New vehicle prices have increased two or three times in the past year by a total of $3,000 to $4,000 — and that’s for what few vehicles the dealership has available on its lot, he said. Because of supply chain issues, vehicle inventories are about 25% of what the dealership had on hand three years ago.
Labor costs have had a major impact on the dealership, which has increased wages for entry-level workers such as parts drivers and delivery staff, who make up nearly one-third of its 130-person staff, by $3 to $4 an hour.
“I can’t get anyone to respond to a job advertised at $15 an hour,” Perkins said. “And you can’t hire somebody at a higher rate without adjusting wages for people who have been around longer.”
Tim Jackson, president of the Colorado Automobile Dealers Association, a statewide trade group, said the surging cost of new and late-model used vehicles is prompting many buyers to purchase older used vehicles.
Statewide sales of vehicles 3 years old or less in the first quarter were down 23% from a year ago, while sales of vehicles 7 to 10 years old during the same period were up 15.6%.
“That’s because prices of vehicles 7 years old or less are 30% to 50% higher than a year ago,” Jackson said. “Cars that are 2 to 5 years old are selling for as much or more than was paid for them when they were new,” Jackson said. “There are probably some people that have been forced out of the car market entirely.”
The same could be said of the housing market, as home buyers face a tight demand and record home prices. Homebuilders, meanwhile, must deal with their own increasing costs.
Grace Covington, co-owner with her husband, Ron, of Covington Homes in Colorado Springs, oversees day-to-day operations and purchasing for the homebuilder.
Of course, prices for builders are on the upswing, but the higher costs didn’t just begin over the last few months; they date back to last year, she said.
Lumber, concrete, copper and other building material prices have soared since at least last summer, said Covington, adding that she suspects some suppliers have boosted prices to take advantage of the situation.
Last year, an average single-family residence built by Covington Homes might have sold for $450,000 to $475,000, Grace Covington said. Today, the price has zoomed to about $550,000 — a jaw-dropping $75,000 to $100,000 more than a year ago.

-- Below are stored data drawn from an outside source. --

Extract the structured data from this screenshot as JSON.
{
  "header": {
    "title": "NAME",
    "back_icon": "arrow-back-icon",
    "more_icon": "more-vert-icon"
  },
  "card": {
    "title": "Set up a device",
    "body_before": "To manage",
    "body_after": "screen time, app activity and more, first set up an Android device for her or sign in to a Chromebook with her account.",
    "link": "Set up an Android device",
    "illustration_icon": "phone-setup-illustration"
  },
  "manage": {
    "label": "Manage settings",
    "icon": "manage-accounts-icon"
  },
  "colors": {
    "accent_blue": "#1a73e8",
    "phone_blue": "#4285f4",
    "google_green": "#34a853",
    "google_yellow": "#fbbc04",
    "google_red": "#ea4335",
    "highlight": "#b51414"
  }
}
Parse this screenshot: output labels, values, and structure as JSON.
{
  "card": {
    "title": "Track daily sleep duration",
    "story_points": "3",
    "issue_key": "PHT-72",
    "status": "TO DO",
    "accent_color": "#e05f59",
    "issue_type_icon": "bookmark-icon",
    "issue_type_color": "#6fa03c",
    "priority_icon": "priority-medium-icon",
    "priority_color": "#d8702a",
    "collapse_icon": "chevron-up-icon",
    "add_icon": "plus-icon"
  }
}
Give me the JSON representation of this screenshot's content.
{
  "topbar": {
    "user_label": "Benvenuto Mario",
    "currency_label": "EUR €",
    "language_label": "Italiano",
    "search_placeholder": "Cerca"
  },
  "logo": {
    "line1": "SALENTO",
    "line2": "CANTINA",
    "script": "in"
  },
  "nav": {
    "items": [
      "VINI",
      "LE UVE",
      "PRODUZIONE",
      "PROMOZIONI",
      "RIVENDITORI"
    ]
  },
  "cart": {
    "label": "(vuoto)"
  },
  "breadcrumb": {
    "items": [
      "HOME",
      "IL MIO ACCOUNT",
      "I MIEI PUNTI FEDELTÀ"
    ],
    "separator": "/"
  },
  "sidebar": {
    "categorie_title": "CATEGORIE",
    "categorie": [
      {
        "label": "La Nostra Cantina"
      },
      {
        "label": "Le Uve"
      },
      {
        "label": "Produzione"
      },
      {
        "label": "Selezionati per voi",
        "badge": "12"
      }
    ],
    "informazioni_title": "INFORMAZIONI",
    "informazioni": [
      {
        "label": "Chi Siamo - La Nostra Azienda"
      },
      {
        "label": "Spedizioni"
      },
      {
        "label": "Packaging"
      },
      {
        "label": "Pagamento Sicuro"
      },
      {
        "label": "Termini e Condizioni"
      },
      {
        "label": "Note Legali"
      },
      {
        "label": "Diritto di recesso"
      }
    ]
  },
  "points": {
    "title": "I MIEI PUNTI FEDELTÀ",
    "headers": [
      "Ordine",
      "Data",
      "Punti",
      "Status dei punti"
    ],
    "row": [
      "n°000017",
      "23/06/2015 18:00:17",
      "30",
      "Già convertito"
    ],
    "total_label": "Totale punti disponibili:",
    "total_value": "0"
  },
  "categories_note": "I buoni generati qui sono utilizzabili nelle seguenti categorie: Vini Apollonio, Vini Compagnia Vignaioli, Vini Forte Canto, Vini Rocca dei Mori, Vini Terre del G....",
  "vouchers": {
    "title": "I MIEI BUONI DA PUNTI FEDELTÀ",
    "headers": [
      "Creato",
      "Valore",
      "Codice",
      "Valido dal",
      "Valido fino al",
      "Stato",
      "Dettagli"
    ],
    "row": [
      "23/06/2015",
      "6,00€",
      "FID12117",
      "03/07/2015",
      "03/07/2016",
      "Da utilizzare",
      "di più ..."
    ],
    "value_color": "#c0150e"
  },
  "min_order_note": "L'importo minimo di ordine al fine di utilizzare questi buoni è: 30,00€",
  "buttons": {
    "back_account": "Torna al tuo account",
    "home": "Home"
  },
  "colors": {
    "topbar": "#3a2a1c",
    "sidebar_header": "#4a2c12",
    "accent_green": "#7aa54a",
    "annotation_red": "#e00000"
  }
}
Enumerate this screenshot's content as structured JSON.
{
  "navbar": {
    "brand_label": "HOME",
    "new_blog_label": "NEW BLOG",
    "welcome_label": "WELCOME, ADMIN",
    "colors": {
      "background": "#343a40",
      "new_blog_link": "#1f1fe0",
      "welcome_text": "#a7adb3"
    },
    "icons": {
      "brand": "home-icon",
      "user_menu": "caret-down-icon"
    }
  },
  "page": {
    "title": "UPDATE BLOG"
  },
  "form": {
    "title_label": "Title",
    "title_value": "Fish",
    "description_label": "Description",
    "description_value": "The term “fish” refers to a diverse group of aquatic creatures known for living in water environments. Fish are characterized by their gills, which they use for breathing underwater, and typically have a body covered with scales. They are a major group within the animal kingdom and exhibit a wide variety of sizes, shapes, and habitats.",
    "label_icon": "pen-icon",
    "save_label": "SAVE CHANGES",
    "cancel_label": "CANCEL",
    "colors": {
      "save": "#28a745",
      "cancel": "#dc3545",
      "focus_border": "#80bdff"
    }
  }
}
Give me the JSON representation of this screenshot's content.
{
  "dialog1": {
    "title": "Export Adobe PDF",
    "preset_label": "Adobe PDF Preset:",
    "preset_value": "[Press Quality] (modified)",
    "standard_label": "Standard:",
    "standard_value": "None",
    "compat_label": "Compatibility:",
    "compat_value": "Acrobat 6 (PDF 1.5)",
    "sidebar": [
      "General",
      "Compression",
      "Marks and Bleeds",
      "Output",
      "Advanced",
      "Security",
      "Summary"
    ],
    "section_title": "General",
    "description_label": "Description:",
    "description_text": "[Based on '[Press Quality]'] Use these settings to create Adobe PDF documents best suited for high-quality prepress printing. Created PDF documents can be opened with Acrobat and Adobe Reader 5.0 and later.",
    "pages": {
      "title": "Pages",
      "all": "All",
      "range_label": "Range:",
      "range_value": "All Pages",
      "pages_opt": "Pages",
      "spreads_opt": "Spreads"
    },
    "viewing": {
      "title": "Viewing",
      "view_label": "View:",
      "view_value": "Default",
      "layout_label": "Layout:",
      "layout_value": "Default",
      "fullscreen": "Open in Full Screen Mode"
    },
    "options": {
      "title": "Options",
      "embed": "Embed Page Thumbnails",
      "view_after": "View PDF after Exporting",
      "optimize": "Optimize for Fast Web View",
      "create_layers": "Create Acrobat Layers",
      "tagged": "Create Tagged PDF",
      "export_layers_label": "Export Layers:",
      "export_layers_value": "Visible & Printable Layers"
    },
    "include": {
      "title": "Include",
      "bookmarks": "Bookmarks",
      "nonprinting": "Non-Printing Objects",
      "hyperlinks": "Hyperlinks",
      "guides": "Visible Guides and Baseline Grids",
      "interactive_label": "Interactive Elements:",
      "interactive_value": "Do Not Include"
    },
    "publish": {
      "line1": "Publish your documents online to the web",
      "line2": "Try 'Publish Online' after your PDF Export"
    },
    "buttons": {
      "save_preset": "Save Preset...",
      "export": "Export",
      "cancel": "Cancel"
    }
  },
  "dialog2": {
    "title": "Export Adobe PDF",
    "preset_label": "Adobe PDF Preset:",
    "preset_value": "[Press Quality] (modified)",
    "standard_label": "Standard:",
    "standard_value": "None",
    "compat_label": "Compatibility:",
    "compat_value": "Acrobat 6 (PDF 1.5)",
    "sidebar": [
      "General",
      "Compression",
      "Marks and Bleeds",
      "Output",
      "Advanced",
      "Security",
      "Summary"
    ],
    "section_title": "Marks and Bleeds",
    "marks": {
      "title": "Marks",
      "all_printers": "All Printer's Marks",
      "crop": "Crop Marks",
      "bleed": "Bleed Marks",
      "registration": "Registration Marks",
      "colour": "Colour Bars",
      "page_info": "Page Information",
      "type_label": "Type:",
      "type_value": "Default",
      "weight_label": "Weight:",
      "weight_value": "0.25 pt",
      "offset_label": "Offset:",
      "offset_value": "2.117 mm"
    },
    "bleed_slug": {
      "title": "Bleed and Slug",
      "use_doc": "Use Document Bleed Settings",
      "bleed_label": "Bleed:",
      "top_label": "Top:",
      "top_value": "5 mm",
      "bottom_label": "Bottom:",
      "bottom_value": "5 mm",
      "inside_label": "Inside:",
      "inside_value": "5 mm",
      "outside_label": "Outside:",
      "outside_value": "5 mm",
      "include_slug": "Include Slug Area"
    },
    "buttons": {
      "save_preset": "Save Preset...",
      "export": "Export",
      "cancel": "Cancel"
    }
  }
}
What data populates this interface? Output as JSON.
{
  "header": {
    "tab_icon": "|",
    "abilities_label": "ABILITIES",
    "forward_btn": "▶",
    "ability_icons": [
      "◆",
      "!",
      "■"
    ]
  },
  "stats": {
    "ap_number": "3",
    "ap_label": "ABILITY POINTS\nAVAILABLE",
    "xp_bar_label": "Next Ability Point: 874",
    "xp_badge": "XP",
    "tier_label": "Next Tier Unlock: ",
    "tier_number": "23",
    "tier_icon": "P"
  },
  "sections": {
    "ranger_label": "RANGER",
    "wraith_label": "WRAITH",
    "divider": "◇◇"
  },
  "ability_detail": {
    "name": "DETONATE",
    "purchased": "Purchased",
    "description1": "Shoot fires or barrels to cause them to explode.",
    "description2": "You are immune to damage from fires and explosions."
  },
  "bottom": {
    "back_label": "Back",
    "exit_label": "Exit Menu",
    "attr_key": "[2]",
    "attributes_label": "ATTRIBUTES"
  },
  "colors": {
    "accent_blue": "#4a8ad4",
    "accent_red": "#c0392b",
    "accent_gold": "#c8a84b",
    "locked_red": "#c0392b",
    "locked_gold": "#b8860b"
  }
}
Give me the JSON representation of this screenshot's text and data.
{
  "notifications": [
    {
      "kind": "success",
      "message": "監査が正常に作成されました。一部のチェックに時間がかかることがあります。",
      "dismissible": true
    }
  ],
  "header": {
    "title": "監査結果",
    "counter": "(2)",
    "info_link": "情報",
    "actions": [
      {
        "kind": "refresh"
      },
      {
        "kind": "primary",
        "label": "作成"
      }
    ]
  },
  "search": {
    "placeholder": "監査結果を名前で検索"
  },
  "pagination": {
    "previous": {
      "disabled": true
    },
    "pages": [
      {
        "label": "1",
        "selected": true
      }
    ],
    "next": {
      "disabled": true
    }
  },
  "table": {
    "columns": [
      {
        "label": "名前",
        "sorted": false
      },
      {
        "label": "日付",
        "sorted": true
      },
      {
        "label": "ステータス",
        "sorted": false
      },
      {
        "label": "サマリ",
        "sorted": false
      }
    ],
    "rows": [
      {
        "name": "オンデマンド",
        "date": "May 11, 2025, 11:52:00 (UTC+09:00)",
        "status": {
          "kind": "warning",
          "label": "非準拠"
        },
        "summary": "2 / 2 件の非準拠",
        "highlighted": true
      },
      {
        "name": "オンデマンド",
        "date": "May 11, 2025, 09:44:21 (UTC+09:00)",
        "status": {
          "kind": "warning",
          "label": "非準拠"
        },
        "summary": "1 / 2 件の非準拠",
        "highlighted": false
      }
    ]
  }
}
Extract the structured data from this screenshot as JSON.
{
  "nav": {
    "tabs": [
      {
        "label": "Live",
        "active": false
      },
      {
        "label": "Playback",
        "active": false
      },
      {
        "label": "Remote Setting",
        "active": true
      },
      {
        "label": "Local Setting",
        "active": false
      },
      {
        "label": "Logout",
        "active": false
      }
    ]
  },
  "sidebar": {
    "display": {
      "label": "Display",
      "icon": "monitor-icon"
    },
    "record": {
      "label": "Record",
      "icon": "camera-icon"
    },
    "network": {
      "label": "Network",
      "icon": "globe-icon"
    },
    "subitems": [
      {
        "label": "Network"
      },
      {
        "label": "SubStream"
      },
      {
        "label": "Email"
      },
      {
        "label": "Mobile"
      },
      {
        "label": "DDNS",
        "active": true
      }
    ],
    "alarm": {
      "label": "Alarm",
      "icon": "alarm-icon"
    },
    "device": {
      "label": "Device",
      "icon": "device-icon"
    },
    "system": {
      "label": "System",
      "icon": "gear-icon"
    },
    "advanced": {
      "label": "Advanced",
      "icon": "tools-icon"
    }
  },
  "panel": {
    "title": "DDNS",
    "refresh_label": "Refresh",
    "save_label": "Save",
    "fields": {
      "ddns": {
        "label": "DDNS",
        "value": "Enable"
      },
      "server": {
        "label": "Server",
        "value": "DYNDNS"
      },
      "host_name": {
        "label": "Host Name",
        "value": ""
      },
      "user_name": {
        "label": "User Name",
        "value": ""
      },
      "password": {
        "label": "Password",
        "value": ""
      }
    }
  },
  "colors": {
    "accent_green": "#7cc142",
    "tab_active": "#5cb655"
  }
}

“It’s actually gotten so bad that I welcomed the high interest rates because we need something to slow it down,” she said. “From a builder and a developer, we never want to say that, right? We don’t want to say, ‘we want interest rates to go up.’ But it seems like it’s the only thing that will start to slow down this inflation pressure, especially in housing.”
It’s not just the price of building materials that have risen, Covington said.
The cost to buy land and develop home sites has jumped along with labor costs, she said.
“Really across the spectrum, every single component it seems like has gone up in price from the suppliers,” she said. “And then our lead times also have increased, so the construction takes longer. And the longer it takes, the more interest carries (on loans that builders take out from lenders).
“It’s not one thing, it’s kind of everything that is increasing the cost that much,” Covington said. “Fundamentally, when the cost of everything goes up, it has to stop. And the thing that’s going to help stop it is, sadly, these high interest rates.”